Even if you chose not to go the interracial route, adopted children are estimated to have Bipolar Disorder as an adult at ten times the rate of non-adopted adults. Bipolar Disorder has a strong genetic component. If you adopt internationally, especially from some parts of Russia, fifty to seventy percent of the children have FASD. Any adoption from an orphanage raises  the risk of an attachment disorder. The worse the orphanage, the higher the risk. But truthfully, in any adoption, you can't assume you have all the information you need or even that the information you have is accurate. The paperwork on my J said he was born to two white parents. Neither parent had a history of Bipolar Disorder. As far as I was ever able to figure out, if the information wasn't known, it was made up. I know it happens that way in some foreign countries. A close friend adopted a three year old from South America. He had the usual attachment problems. When he seemed to hit puberty at the very early age of ten, bone scans  revealed that he was almost 13. My friend lost family connections, her church, and her social life while she and her husband fought to get their son what he needed.

It is not unusual to lose the support of family and friends when a child you adopted unexpectedly has special needs. Most of the time, inexperienced people, whether they say it out loud or not, are thinking that if THEY had that kid, the kid would be fine in no time. What YOU are doing is wrong and the cause of the problems. If you depend on your family's, church's or friend's approval, you should reconsider adopting. If you are uncomfortable being out of the mainstream, you should reconsider adopting.
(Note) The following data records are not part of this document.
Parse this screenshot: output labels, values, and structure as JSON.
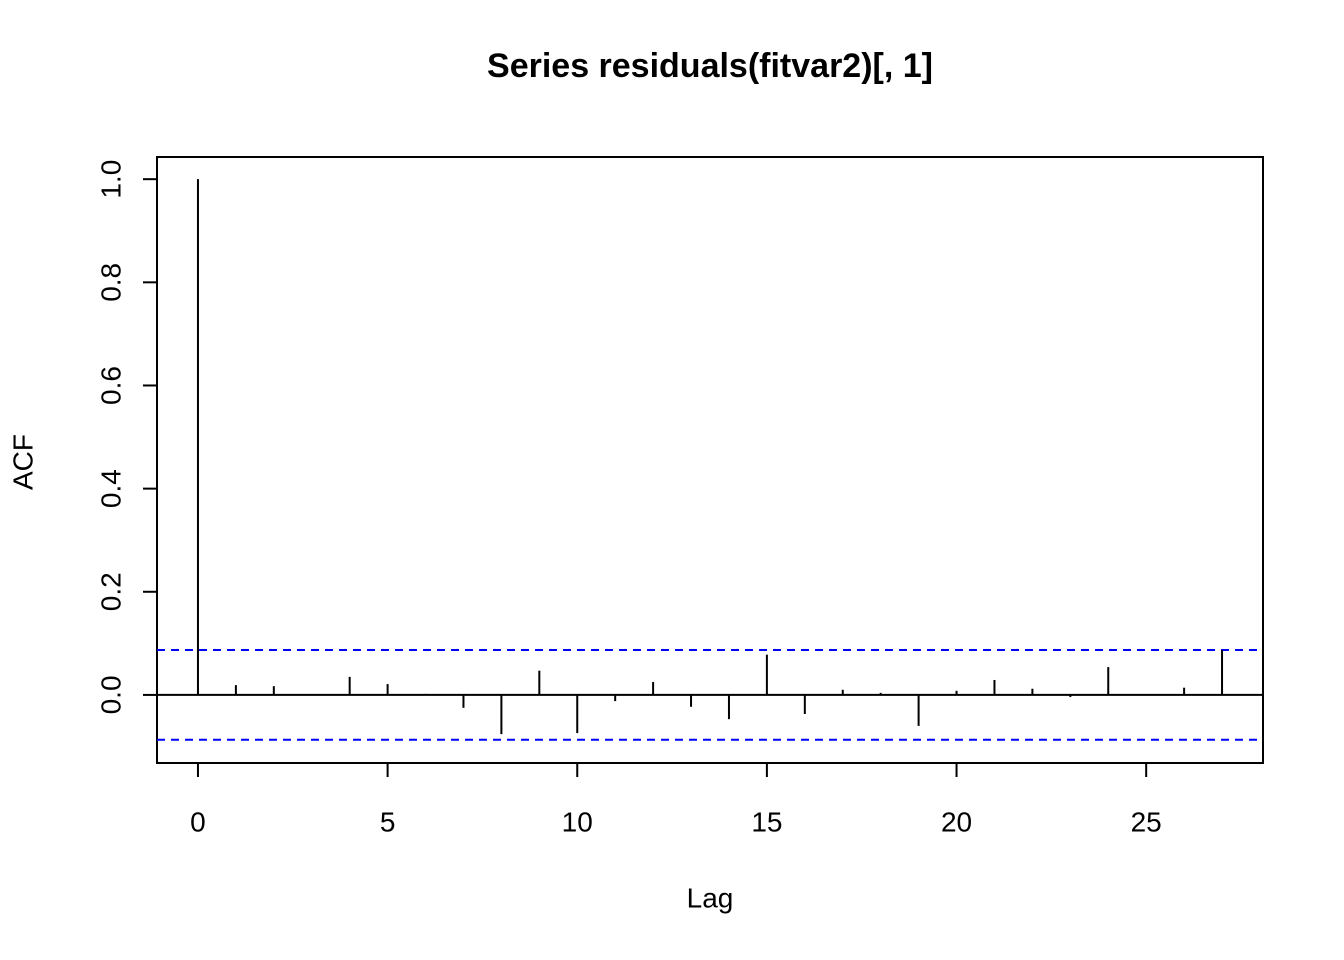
{
  "chart_data": {
    "type": "acf",
    "title": "Series  residuals(fitvar2)[, 1]",
    "x_label": "Lag",
    "y_label": "ACF",
    "x": [
      0,
      1,
      2,
      3,
      4,
      5,
      6,
      7,
      8,
      9,
      10,
      11,
      12,
      13,
      14,
      15,
      16,
      17,
      18,
      19,
      20,
      21,
      22,
      23,
      24,
      25,
      26,
      27
    ],
    "values": [
      1.0,
      0.019,
      0.017,
      0.001,
      0.035,
      0.021,
      0.002,
      -0.025,
      -0.076,
      0.047,
      -0.074,
      -0.012,
      0.025,
      -0.023,
      -0.047,
      0.078,
      -0.037,
      0.01,
      0.004,
      -0.06,
      0.008,
      0.029,
      0.012,
      -0.004,
      0.054,
      0.001,
      0.014,
      0.087
    ],
    "color": "#000000",
    "ci": [
      0.087,
      -0.087
    ],
    "ci_color": "#0000ff",
    "xlim": [
      -1.08,
      28.08
    ],
    "ylim": [
      -0.132,
      1.043
    ],
    "xticks": [
      0,
      5,
      10,
      15,
      20,
      25
    ],
    "yticks": [
      {
        "value": 0,
        "label": "0.0"
      },
      0.2,
      0.4,
      0.6,
      0.8,
      {
        "value": 1,
        "label": "1.0"
      }
    ]
  }
}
Most of all, if you are uncomfortable with change, take time consider whether you really want to adopt. Every child you adopt changes you in ways that are unpredictable. Your days are full of surprises. They bring out talents you never knew you had, hurts that you had buried deeply within yourself, strengths you were unaware of, and sort out the chaff from the grain in your relationships with other people. None of this is comfortable. It is very lonely at times. If you can do it, it can be very rewarding. I love my kids and am grateful for everyone of them. I can still imagine my life without Hope. It has only been a year. All adoptions take time to forge connections. With older child adoptions, connections take more time. The more trauma involved, the more time the connections take. One day, I will realize I can't imagine living without Hope. When it comes, that day will take me by surprise. I will have changed without realizing it.

4 comments:

TheLazyJ said...

Beautiful, as always! And right on! Thank you. :)

Sheri said...

Wonderfully written.

Anonymous said...

i love your combination of brutal honesty with hope for the future. it seems like you leave space for all of it, the good and the bad. i especially liked how you expressed it towards the end: "i will have changed without realizing it." there's an alice walker quote i like (and i hope i'm re-writing it accurately): "expect nothing, live frugally on surprise."

Hedged in Beauty said...

LOVE this post!!!!

Was hooting and hollering throughout...

I kept looking for the "like" button after so many sentences within! LOL... (guess you know where I keep spending the bulk of my computer time... lol!!!!)